Ces deux assertions méritent évidemment d'être établies par l'enquête,
tout comme le lien entre les faits reprochés et un projet «terroriste»
reste sujet à caution. Jeudi en milieu d'après-midi, les deux
intéressés s'étaient refusés à toute déclaration.


La prudence paraît d'autant plus de mise que le précédent du «groupe de Tarnac»
– accusé d'avoir voulu déstabiliser l'Etat par des sabotages de lignes
SNCF en novembre 2008, alors que le dossier d'enquête ne contient pas
de preuve matérielle évidente – continue d'être critiqué. Mais les deux
gardes à vue en cours à Paris donnent encore une illustration de la
répression accrue visant d'éventuels membres de cette «ultra-gauche» dénoncée par la ministre de l'intérieur Michèle Alliot-Marie.


Car il faut rappeler que ce changement de politique est récent:
l'ensemble s'inscrit dans une instruction du ministère de la justice,
datée du 13 juin 2008, qui a recommandé à tous les parquets de France
de transmettre les dossiers susceptibles d'intéresser «la mouvance anarcho-autonome» aux magistrats spécialisés dans l'antiterrorisme (lire ici dans Mediapart).


Ce contexte explique pourquoi l'avocate et son ami, d'abord mis en
cause pour une tentative d'incendie, ont basculé sous le régime de la
législation antiterroriste. Cette dernière autorise notamment de porter
leur garde à vue à une durée de quatre jours (96 heures, au lieu de
deux jours, dans les procédures de droit commun).
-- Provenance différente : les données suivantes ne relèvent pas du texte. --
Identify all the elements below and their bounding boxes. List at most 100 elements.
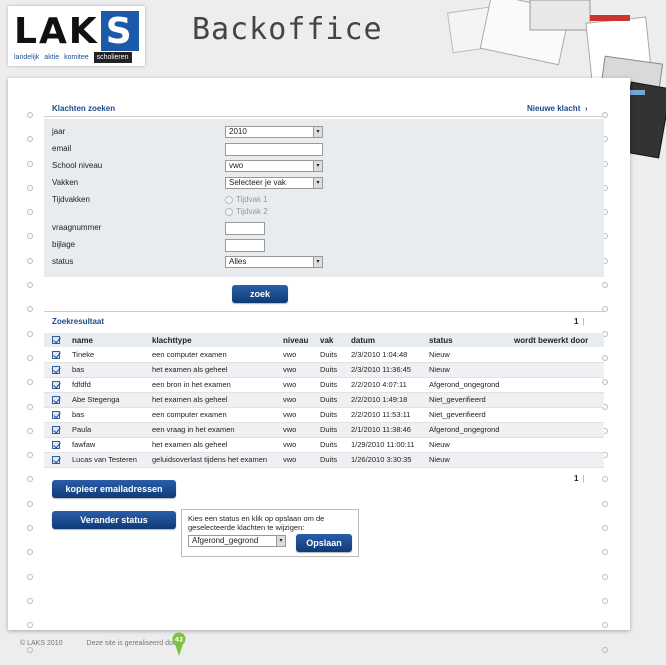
cell-datum: 2/2/2010 4:07:11 bbox=[351, 377, 429, 393]
status-select[interactable]: Alles ▾ bbox=[225, 256, 323, 268]
cell-status: Nieuw bbox=[429, 362, 514, 378]
row-checkbox[interactable] bbox=[52, 411, 60, 419]
cell-status: Nieuw bbox=[429, 452, 514, 468]
cell-vak: Duits bbox=[320, 422, 351, 438]
logo-word-scholieren: scholieren bbox=[93, 52, 132, 63]
row-checkbox[interactable] bbox=[52, 366, 60, 374]
search-form: jaar 2010 ▾ email School niveau vwo ▾ Va… bbox=[44, 119, 604, 277]
page-number[interactable]: 1 bbox=[574, 317, 578, 326]
row-checkbox[interactable] bbox=[52, 381, 60, 389]
cell-niveau: vwo bbox=[283, 452, 320, 468]
cell-name[interactable]: fdfdfd bbox=[72, 377, 152, 393]
cell-datum: 1/29/2010 11:00:11 bbox=[351, 437, 429, 453]
col-niveau[interactable]: niveau bbox=[283, 333, 320, 347]
tijdvak2-radio[interactable]: Tijdvak 2 bbox=[225, 207, 268, 216]
tijdvak1-label: Tijdvak 1 bbox=[236, 195, 268, 204]
cell-name[interactable]: Paula bbox=[72, 422, 152, 438]
email-label: email bbox=[52, 144, 72, 153]
logo-s: S bbox=[100, 11, 139, 52]
cell-name[interactable]: bas bbox=[72, 362, 152, 378]
cell-name[interactable]: fawfaw bbox=[72, 437, 152, 453]
logo-word-aktie: aktie bbox=[44, 54, 60, 61]
tijdvakken-label: Tijdvakken bbox=[52, 195, 90, 204]
pager-separator: | bbox=[582, 317, 585, 326]
o42-logo[interactable]: 42 bbox=[172, 632, 186, 658]
cell-editor bbox=[514, 377, 604, 393]
cell-type: een computer examen bbox=[152, 347, 283, 363]
cell-datum: 2/3/2010 11:36:45 bbox=[351, 362, 429, 378]
row-checkbox[interactable] bbox=[52, 426, 60, 434]
email-field[interactable] bbox=[225, 143, 323, 156]
cell-niveau: vwo bbox=[283, 407, 320, 423]
copy-emails-button[interactable]: kopieer emailadressen bbox=[52, 480, 176, 498]
row-checkbox[interactable] bbox=[52, 456, 60, 464]
cell-niveau: vwo bbox=[283, 437, 320, 453]
col-klachttype[interactable]: klachttype bbox=[152, 333, 283, 347]
table-row[interactable]: Tineke een computer examen vwo Duits 2/3… bbox=[44, 347, 604, 363]
dropdown-arrow-icon: ▾ bbox=[313, 178, 322, 188]
niveau-select[interactable]: vwo ▾ bbox=[225, 160, 323, 172]
logo-letters: LAK bbox=[14, 11, 99, 52]
col-datum[interactable]: datum bbox=[351, 333, 429, 347]
col-name[interactable]: name bbox=[72, 333, 152, 347]
binder-holes-left bbox=[27, 112, 35, 665]
niveau-label: School niveau bbox=[52, 161, 103, 170]
row-checkbox[interactable] bbox=[52, 350, 60, 359]
vraagnummer-field[interactable] bbox=[225, 222, 265, 235]
pager-separator: | bbox=[582, 474, 585, 483]
table-row[interactable]: fawfaw het examen als geheel vwo Duits 1… bbox=[44, 437, 604, 453]
cell-datum: 1/26/2010 3:30:35 bbox=[351, 452, 429, 468]
pager-bottom: 1 | bbox=[574, 474, 585, 483]
vraagnummer-label: vraagnummer bbox=[52, 223, 102, 232]
logo-word-landelijk: landelijk bbox=[14, 54, 40, 61]
save-button[interactable]: Opslaan bbox=[296, 534, 352, 552]
cell-name[interactable]: Lucas van Testeren bbox=[72, 452, 152, 468]
table-row[interactable]: Paula een vraag in het examen vwo Duits … bbox=[44, 422, 604, 438]
cell-editor bbox=[514, 437, 604, 453]
change-status-button[interactable]: Verander status bbox=[52, 511, 176, 529]
table-row[interactable]: Lucas van Testeren geluidsoverlast tijde… bbox=[44, 452, 604, 468]
tijdvak2-label: Tijdvak 2 bbox=[236, 207, 268, 216]
row-checkbox[interactable] bbox=[52, 441, 60, 449]
cell-name[interactable]: Abe Stegenga bbox=[72, 392, 152, 408]
vakken-select[interactable]: Selecteer je vak ▾ bbox=[225, 177, 323, 189]
table-row[interactable]: bas een computer examen vwo Duits 2/2/20… bbox=[44, 407, 604, 423]
footer: © LAKS 2010 Deze site is gerealiseerd do… bbox=[20, 640, 179, 647]
chevron-right-icon: › bbox=[582, 104, 588, 113]
cell-name[interactable]: Tineke bbox=[72, 347, 152, 363]
new-status-select[interactable]: Afgerond_gegrond ▾ bbox=[188, 535, 286, 547]
cell-vak: Duits bbox=[320, 392, 351, 408]
table-row[interactable]: fdfdfd een bron in het examen vwo Duits … bbox=[44, 377, 604, 393]
col-bewerkt-door[interactable]: wordt bewerkt door bbox=[514, 333, 604, 347]
laks-logo[interactable]: LAK S landelijk aktie komitee scholieren bbox=[8, 6, 145, 66]
dropdown-arrow-icon: ▾ bbox=[313, 257, 322, 267]
cell-name[interactable]: bas bbox=[72, 407, 152, 423]
page-number[interactable]: 1 bbox=[574, 474, 578, 483]
select-all-checkbox[interactable] bbox=[52, 336, 60, 345]
cell-datum: 2/2/2010 1:49:18 bbox=[351, 392, 429, 408]
tijdvak1-radio[interactable]: Tijdvak 1 bbox=[225, 195, 268, 204]
cell-vak: Duits bbox=[320, 452, 351, 468]
bijlage-field[interactable] bbox=[225, 239, 265, 252]
cell-editor bbox=[514, 407, 604, 423]
cell-vak: Duits bbox=[320, 377, 351, 393]
cell-vak: Duits bbox=[320, 407, 351, 423]
table-row[interactable]: bas het examen als geheel vwo Duits 2/3/… bbox=[44, 362, 604, 378]
search-button[interactable]: zoek bbox=[232, 285, 288, 303]
logo-wordmark: LAK S bbox=[14, 11, 139, 52]
copyright: © LAKS 2010 bbox=[20, 640, 63, 647]
cell-status: Afgerond_ongegrond bbox=[429, 377, 514, 393]
status-change-panel: Kies een status en klik op opslaan om de… bbox=[181, 509, 359, 557]
row-checkbox[interactable] bbox=[52, 396, 60, 404]
cell-status: Nieuw bbox=[429, 347, 514, 363]
table-row[interactable]: Abe Stegenga het examen als geheel vwo D… bbox=[44, 392, 604, 408]
col-status[interactable]: status bbox=[429, 333, 514, 347]
cell-vak: Duits bbox=[320, 437, 351, 453]
cell-type: een vraag in het examen bbox=[152, 422, 283, 438]
jaar-select[interactable]: 2010 ▾ bbox=[225, 126, 323, 138]
divider bbox=[44, 116, 604, 117]
new-complaint-link[interactable]: Nieuwe klacht › bbox=[527, 104, 587, 113]
logo-tagline: landelijk aktie komitee scholieren bbox=[14, 52, 132, 63]
cell-datum: 2/2/2010 11:53:11 bbox=[351, 407, 429, 423]
col-vak[interactable]: vak bbox=[320, 333, 351, 347]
Un tel branle-bas de combat antiterroriste sera-t-il justifié, dans
cette dernière affaire parisienne? Dans la nuit du 13 au 14 janvier,
l'avocate et son compagnon – respectivement âgés de trente et
vingt-huit ans – se trouvaient à proximité de leur domicile, dans le
XIXe arrondissement de Paris, a-t-on confirmé de sources policière et
judiciaire. Ils étaient manifestement «en état d'ébriété» et décidés à utiliser «un chiffon»
enflammé pour mettre le feu aux voitures. Les deux véhicules visés
étaient des voitures particulières, sans signe distinctif. Ils étaient
stationnés à un endroit où se trouvait un poste de police, quelques
mois plus tôt, qui avait depuis été fermé. Le mutisme des deux
interpellés, en garde à vue, ne va pas dans le sens d'une action
politiquement «revendiquée». Enfin, aucun des deux intéressés ne
s'était fait remarquer par la justice, jusqu'à cet incident, même s'ils
étaient visiblement davantage connus des services de renseignements...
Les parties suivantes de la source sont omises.